A good text editor makes it simple to determine delimiters, line endings, and encodings. Delimiters are often obvious on inspection, although distinguishing spaces and tabs can be more difficult. Most text editors have an option to display special characters for invisible characters (spaces, tabs, line feeds, carriage returns, etc.) that can remove any doubt about what characters are in a text file.
Line endings and encodings are often easy to check. For example, in BBEdit, the current line endings and encodings are displayed at the bottom of each text window. For example, this text file has an encoding of Unicode (UTF-8) and Unix-style line endings (LF). These values can be changed, by clicking on these values and selecting from the pull-up menus.

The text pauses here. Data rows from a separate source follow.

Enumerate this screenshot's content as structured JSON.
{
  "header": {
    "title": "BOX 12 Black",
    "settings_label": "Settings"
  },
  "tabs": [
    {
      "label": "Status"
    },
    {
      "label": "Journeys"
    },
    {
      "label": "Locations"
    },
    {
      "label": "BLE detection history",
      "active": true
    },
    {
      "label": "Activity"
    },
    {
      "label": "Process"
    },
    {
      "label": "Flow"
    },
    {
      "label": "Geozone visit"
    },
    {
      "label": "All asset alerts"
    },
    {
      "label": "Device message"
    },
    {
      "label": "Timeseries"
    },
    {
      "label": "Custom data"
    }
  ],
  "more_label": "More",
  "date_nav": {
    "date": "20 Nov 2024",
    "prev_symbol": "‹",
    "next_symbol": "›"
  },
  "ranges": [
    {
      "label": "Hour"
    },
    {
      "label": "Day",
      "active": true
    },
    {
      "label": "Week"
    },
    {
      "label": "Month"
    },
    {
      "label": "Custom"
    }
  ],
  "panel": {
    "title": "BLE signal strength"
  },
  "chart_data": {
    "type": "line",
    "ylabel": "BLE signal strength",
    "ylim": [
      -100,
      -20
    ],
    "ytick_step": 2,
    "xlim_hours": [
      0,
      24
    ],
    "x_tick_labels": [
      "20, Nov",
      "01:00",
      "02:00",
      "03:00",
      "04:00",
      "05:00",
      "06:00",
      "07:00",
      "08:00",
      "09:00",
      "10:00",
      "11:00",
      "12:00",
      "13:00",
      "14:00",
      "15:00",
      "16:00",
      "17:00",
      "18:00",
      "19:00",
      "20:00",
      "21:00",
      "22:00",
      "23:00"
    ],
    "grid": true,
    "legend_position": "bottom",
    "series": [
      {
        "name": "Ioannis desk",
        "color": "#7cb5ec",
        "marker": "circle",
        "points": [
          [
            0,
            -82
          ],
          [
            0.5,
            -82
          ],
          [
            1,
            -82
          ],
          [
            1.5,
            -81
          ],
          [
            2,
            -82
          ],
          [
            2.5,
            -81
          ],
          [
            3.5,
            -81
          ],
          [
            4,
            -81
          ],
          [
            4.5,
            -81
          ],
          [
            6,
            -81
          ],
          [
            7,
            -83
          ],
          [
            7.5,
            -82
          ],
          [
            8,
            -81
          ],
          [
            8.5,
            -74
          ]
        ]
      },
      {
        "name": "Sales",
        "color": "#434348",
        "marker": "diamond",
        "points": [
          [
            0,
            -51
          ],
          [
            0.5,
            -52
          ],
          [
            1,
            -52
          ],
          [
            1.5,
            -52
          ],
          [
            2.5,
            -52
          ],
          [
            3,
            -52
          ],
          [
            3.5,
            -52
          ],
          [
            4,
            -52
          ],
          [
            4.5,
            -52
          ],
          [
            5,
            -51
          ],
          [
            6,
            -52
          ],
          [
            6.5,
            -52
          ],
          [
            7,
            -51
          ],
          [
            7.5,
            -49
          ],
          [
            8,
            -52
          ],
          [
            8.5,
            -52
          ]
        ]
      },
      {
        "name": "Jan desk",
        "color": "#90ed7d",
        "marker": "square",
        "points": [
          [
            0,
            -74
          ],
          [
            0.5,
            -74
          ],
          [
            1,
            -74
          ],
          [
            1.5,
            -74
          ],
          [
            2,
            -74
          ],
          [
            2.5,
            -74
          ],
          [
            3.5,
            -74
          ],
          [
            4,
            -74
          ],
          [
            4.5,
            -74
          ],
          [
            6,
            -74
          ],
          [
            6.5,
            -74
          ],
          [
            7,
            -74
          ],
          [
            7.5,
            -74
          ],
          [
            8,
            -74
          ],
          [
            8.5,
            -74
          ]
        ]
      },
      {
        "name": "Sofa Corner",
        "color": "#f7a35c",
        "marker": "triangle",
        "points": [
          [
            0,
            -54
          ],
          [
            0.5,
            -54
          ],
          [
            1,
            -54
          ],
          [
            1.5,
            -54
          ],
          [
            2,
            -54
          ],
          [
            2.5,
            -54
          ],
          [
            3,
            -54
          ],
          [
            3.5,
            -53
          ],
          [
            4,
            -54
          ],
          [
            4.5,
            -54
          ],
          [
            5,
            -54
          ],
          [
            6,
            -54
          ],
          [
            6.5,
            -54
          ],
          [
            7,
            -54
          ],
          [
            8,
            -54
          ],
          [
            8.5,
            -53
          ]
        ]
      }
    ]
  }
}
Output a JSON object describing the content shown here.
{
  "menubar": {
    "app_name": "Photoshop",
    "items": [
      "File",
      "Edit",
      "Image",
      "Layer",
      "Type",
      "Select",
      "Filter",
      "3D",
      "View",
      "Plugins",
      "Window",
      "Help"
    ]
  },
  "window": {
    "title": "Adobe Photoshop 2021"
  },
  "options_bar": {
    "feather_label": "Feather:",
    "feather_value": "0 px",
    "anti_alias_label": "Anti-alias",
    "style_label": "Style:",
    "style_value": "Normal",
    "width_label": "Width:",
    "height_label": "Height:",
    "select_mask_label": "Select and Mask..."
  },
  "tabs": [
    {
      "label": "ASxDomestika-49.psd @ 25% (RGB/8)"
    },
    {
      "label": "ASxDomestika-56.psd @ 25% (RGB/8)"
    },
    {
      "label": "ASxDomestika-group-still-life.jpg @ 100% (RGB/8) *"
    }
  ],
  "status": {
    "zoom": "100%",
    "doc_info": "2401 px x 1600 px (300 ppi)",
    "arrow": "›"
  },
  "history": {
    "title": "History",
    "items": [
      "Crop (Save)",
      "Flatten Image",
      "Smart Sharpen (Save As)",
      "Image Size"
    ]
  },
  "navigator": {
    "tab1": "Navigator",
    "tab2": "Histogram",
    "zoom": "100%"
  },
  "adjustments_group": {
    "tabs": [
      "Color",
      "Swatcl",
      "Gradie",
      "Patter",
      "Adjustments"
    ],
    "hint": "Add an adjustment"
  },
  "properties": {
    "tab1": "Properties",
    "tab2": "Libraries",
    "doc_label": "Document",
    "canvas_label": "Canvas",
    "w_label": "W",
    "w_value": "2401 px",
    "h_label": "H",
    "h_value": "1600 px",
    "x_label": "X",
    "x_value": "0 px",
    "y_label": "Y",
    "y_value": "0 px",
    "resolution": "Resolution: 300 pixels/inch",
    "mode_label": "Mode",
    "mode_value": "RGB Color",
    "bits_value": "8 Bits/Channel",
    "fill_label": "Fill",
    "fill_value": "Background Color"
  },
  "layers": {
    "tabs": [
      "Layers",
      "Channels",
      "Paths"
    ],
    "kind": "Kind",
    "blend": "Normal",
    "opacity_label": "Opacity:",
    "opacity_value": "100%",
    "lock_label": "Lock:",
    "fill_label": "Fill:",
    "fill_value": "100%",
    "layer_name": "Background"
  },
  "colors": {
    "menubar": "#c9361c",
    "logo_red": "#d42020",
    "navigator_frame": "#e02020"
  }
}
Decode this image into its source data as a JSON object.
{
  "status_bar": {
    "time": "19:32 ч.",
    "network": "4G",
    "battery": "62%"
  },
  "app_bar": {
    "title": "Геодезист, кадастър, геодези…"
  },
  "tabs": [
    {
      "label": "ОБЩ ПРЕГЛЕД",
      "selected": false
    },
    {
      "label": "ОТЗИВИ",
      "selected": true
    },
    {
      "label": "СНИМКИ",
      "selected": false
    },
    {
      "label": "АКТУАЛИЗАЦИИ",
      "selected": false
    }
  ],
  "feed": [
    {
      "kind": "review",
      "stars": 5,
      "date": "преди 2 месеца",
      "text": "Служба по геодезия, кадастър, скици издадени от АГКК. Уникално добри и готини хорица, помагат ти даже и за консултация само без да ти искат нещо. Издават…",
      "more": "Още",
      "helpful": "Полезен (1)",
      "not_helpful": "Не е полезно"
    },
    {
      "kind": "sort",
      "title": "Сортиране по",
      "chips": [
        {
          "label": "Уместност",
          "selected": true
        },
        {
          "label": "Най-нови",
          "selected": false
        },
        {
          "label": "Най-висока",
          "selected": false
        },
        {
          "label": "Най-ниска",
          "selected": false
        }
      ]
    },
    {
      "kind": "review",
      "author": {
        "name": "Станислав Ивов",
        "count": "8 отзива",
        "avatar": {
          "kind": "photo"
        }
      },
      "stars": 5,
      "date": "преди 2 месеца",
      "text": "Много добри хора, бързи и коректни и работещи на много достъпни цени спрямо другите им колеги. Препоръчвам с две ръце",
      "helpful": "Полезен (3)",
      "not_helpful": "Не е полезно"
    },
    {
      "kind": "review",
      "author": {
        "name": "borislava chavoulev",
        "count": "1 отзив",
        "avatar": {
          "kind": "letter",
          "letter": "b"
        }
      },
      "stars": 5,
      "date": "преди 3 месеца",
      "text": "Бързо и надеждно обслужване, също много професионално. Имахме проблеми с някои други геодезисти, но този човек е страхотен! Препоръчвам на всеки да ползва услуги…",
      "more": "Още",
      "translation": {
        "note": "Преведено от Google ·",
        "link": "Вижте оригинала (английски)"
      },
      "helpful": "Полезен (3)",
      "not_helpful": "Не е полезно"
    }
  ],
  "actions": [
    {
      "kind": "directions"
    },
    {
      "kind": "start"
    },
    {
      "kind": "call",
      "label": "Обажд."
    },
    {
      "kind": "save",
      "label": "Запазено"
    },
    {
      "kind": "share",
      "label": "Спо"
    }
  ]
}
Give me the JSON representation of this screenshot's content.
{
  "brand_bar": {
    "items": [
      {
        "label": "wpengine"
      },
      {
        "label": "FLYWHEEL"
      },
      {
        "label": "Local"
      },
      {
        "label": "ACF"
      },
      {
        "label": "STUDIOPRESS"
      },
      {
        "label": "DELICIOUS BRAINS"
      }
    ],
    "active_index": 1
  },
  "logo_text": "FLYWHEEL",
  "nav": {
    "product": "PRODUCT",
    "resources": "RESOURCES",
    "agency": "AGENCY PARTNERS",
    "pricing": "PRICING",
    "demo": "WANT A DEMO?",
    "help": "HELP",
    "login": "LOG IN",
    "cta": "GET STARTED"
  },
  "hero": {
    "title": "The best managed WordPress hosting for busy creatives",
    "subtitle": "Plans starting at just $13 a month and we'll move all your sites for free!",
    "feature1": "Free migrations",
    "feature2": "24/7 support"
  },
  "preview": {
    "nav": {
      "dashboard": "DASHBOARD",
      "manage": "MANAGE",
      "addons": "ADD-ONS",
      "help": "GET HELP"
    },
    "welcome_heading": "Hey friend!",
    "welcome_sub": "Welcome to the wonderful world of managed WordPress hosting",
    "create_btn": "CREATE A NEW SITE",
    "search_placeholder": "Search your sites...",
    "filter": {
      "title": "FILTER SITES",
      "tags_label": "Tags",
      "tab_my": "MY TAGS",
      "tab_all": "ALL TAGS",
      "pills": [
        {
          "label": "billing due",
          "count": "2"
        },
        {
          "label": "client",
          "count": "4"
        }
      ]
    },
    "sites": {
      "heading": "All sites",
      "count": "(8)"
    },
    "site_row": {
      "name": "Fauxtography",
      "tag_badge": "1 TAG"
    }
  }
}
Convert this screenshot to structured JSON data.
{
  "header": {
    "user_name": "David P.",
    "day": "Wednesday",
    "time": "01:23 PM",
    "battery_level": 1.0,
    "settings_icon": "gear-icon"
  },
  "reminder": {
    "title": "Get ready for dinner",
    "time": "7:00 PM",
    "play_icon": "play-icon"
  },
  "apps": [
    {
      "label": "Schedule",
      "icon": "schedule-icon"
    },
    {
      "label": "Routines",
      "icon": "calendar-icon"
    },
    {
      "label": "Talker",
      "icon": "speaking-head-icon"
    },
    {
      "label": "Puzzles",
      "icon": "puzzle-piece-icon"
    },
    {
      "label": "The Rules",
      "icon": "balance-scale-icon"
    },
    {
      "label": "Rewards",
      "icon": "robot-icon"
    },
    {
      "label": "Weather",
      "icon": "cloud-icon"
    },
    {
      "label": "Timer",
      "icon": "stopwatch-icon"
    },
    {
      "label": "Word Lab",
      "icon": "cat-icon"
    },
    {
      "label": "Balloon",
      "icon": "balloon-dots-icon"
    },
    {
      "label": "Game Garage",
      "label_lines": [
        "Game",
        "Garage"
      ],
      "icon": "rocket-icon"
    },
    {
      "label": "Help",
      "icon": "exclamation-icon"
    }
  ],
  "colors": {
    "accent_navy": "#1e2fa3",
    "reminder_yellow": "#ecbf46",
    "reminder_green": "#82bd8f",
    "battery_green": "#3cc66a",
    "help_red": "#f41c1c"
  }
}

In most cases, it won’t matter which file format you choose when you export your data from Excel, as you can use most of them in R without any changes. The sole Excel format in UTF-16 (UTF-16 Unicode Text) is the only one that I could not import into R. All the others could be read easily and correctly, with the delimiter being the only thing specified. R interpreted the encoding and line endings correctly, although the only characters I used were limited to the relatively small ASCII character set (upper-case and lower-case letters, numbers, and basic punctuation).
Excel’s UTF-16 file could be opened in BBEdit, and then saved with a Unicode (UTF-8) encoding, after which it could be imported correctly into R. If a colleague shares a UTF-16 file with you, remember that you can convert it to UTF-8 in your text editor.
When importing files from Excel, be aware that apostrophes will generally cause problems when you try to import them. One solution is to not use apostrophes or quotes in your Excel file; another is to check the quote parameter of read.table(). Also be aware that Excel sometimes does not add a return after the final line of data and that can prevent R from reading the file. The simplest solution is to open the file in a text editor and add a return character after the final line of data.